Weight clogged her neck, straggled laggardly down her spine. She shielded her eyes from the glare of the sun with a hand against her brow, and saw in silhouette, looming above the rooftops one street over, the massive bell towers and tiled roofline of the Cathedral Imagos Brilliantos.

If I could climb into one of the towers . . . Surely from there she would find Sario even in the crush in the Zocalo Grando-but it would not be permitted. She was not a sancta, not even a noviciata; worse, she was chi'patro. There was not a sancta or sancto within the entire city who would let her ascend the tower to look for another chi'patro. And though she could in poor light be mistaken for a full-blooded Tira Virteian, they would know better: by the paint stains upon her clothing, by the chalk dust beneath her nails, by the clinging scent of solvents. Members of the Ecclesia searched avidly for such signs.

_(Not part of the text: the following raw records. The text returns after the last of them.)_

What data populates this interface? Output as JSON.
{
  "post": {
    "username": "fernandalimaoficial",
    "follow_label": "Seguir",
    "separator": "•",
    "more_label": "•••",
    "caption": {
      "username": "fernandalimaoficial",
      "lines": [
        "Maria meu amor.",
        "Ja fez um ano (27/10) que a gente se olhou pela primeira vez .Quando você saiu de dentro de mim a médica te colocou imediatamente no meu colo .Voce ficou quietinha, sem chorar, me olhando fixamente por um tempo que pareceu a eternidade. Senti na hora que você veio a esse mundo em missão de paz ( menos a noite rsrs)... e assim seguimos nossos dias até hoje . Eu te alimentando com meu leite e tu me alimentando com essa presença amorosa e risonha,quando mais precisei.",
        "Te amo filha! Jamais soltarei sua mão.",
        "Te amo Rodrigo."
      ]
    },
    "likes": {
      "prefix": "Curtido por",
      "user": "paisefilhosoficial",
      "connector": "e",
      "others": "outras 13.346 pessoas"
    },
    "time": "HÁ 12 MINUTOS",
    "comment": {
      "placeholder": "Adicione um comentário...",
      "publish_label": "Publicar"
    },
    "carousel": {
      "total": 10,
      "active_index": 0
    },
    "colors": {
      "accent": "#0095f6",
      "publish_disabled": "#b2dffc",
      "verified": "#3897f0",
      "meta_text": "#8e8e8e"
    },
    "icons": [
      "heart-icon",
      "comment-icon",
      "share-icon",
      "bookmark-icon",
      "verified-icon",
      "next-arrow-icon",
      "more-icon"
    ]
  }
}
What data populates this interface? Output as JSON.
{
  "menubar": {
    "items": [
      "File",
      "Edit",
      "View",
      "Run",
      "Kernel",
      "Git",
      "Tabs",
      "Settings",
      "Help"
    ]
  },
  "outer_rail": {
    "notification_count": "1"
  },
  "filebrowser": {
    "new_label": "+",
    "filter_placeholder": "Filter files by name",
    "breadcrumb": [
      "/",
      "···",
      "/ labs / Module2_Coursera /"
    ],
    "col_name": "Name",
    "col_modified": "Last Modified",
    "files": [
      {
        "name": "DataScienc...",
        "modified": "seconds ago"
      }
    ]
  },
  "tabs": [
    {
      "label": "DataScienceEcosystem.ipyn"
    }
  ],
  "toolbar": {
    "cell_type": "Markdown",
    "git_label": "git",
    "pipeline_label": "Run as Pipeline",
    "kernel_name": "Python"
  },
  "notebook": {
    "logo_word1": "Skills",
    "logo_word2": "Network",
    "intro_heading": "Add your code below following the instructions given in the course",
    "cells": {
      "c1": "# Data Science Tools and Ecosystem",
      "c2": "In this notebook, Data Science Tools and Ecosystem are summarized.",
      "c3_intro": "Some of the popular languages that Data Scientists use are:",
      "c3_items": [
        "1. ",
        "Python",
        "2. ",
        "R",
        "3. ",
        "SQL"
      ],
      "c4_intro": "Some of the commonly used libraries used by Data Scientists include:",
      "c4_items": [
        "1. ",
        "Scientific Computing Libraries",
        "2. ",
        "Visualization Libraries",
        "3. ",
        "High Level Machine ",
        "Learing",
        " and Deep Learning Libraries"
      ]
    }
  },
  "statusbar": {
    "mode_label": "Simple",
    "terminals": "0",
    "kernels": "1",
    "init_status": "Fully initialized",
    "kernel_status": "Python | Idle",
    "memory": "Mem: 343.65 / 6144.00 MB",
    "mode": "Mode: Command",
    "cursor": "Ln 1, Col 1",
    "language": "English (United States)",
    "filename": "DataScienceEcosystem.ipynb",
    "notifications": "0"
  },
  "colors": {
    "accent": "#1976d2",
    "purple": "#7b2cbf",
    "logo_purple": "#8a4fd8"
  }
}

Saavedra's mouth hooked tautly. Under her breath she murmured, "I wonder how they justify their devotion to the Duchess Jesminia? It was she who gave us welcome!"

Of course, the Duchess Jesminia had been a do'Shagarra, wed to a do'Verrada. Do'Shagarra and do'Verrada did precisely whatever they chose to do.

But Saavedra supposed the tower was not so vital after all. Surely she would be deafened by the pealing of the bells, and not even for Sario would she sacrifice her hearing.

"Hot..." She lifted the fallen hair from her neck-and then knew what she would do. "The fountain!" It was tall enough, and cool enough-and infinitely more quiet than the belltower- and no one would disapprove no matter what her blood; if anything, there would be difficulty in finding space on a basin tier that was not already taken.

One street away, little more than a stone's throw, but it took time and effort to make her way through the crowd. In the end she shut her ears to the curses, the strident comments, and simply thrust herself through the throng, ignoring bruised toes, snagged clothing, tumbling hair. By the time she reached the Zocalo Grando she was sheened in sweat, and battered by careless feet and elbows. Her shoes, sandals only, provided little protection; she swore to herself she would seek a cool bath as soon as she found Sario and they returned to Palasso Grijalva.

If she found Sario.

"Merditto alba," she muttered. "Such a fortunate man, to be so gifted, so blessed, so certain . .

. you walk through the city as if you were Duke yourself!"

Or the Duke's Lord Limner.

"Matra," Saavedra breathed, "you believe it is only time . . . you believe yourself it already."